Anyhow the battle against people’s resistance to rats “is being gradually won” he said. “Rats are very intelligent, light and even when they are seen as a plague, they love humans and humans really need them”, said Weetjens.
“We tried with hamsters, rabbits, but rats proved the brightest”.
According to international protocols two animals are needed to circulate along a given plot of land searching for explosives, and for that purpose rats are ideal according to the industrial-designer originally from Belgium who lives in Mozambique.
Weetjens said that at the moment the project has “215 of these rats, focused on mines detection and in combination with other demining equipment have enabled a much quicker sweeping process”.
But it’s not any rat: it must be the African rat which is larger than the common species, can be sighted from further distance and lives up to eight years which makes its training more cost effective and lasting.
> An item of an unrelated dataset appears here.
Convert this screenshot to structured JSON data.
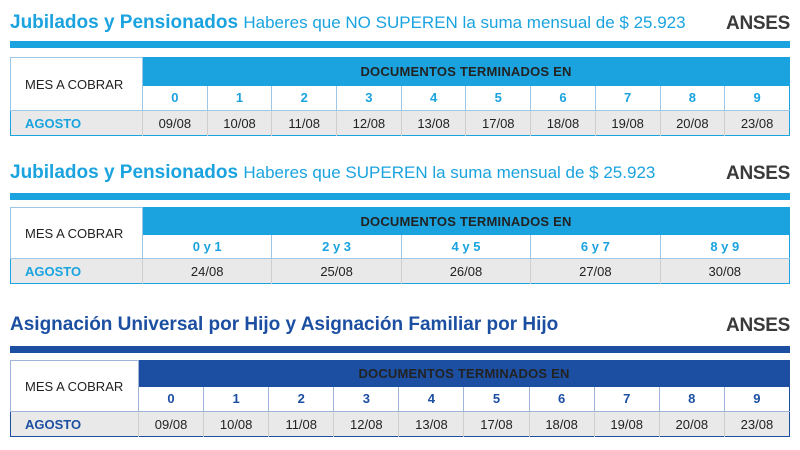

“The good news about the mined fields is that everything has a smell, an odour and can be detected by the African rats. We are considering the possibility of training them to detect other explosives used in other countries, including substances used to try and mask the original smell”, said Weetjens.
Training one of these rats for explosives detection can take up to eight months and the daily cost of feeding one of them can be estimated in 1.4 US dollars per day, “which makes it far cheaper than any other system”.
Weetjens said that rats’ smell-detection condition has been used for years but it was only a decade ago that it was put to practice with explosives.
“We have quite a good idea of the kind of explosives used by insurgents in Colombia so it shouldn’t be difficult to help detect the mined fields”, said Weetjens.